One of the many reasons we make promises to ourselves is to serve as proxies for actions.  Promises are easy, actions are hard.  Actions require expending energy.  Behavior changes are uncomfortable, and research shows that the more emotionally charged a behavior is (think weight loss, body image, and all the feelings that go along with it…think emotional eating), the more difficult it is to face and change.  Promises, on the other hand, require very little energy.   In fact, it may be the case that we evolved to learn to make promises to ourselves in order to sooth ourselves from the profound anxiety associated with facing these ego-threatening behavior changes.

When viewed this way, promises aren’t just easier than behavior changes, they are actually a symptom of dysfunctional behaviors.  In other words, when we are distressed about our body images, when we feel ugly, obese, overweight, lazy, sedentary and all the other emotionally-charged descriptors we use, we need some way to comfort ourselves.  Overweight patients of mine have told me that thin people simple won’t understand why they eat to comfort the anxiety of being overweight.  By the way, the truth about that is far more complex too…emotional eating addresses self-doubts and insecurities that are much deeper than simply weight but go to more primal requirements of security, safety, love and nurturing. 

A few quick observations will prove that you already know this.  Think of that person in the office who is always making promises and resolutions.  Always saying they are going to do something.  I’m talking about the person who does it so often that it’s really become something of a joke in the office, a “here-we-go-again.”  Is this person stupid?  Do they actually not realize that they are making these repeated promises?  Of course they do…a real heart-to-heart with them and and they’ll admit that in reality they are despondent…they just can’t seem to make the change.  Take a little time to really get to know them and you will see that it’s really a manifestation of fear and shame.     

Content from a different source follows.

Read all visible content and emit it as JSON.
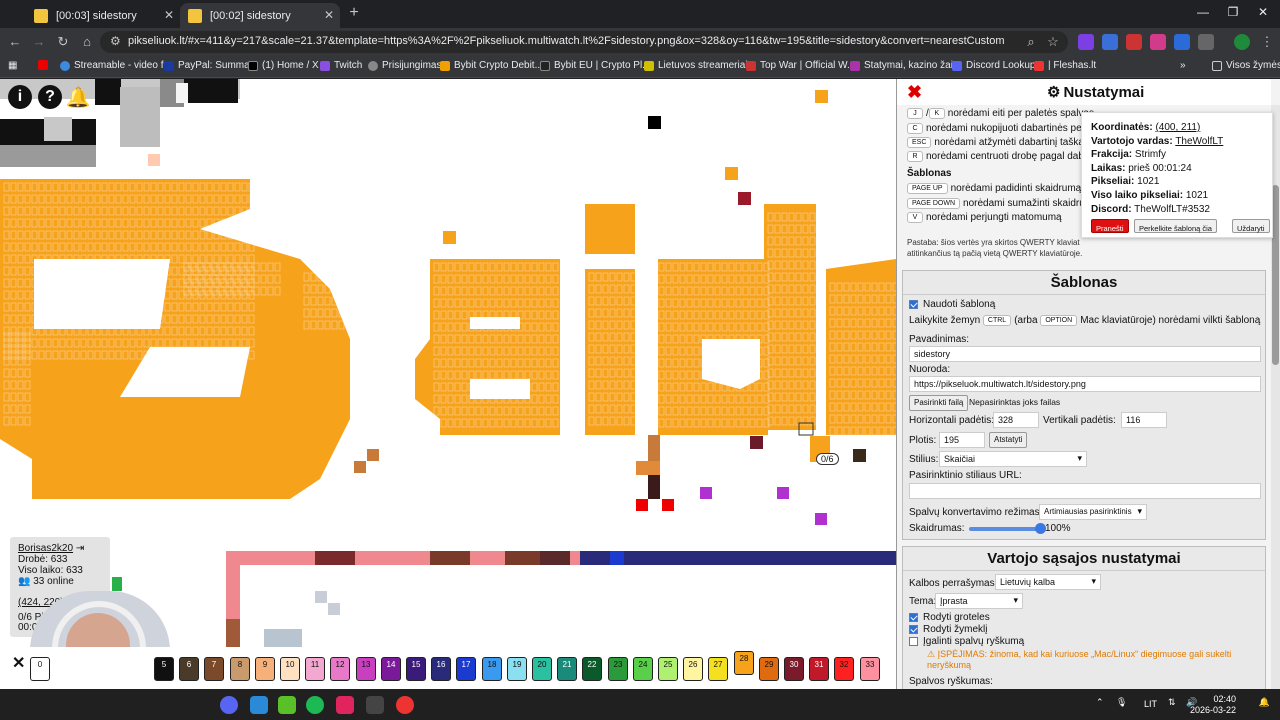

So it’s not just that we make promises to ourselves as an alternative for action, but we’ll often make promises to ourselves to sooth the discomfort associated with a powerful unconscious belief that we cannot change, or that we don’t deserve to change.  What is that, but shame?  From this dynamic perspective, a promise can be a defense… (it may be helpful for you to learn about defenses such as reaction formation and displacement).

The (over) simplified cycle can go like this:  discomfort associated with unacceptable unconscious belief → self-promise →  reduction in anxiety → don’t need to change now → more discomfort later.   These promises (not all promises, but these specific types of promises) actually produce inaction. 

This is the type of promise that breaks itself.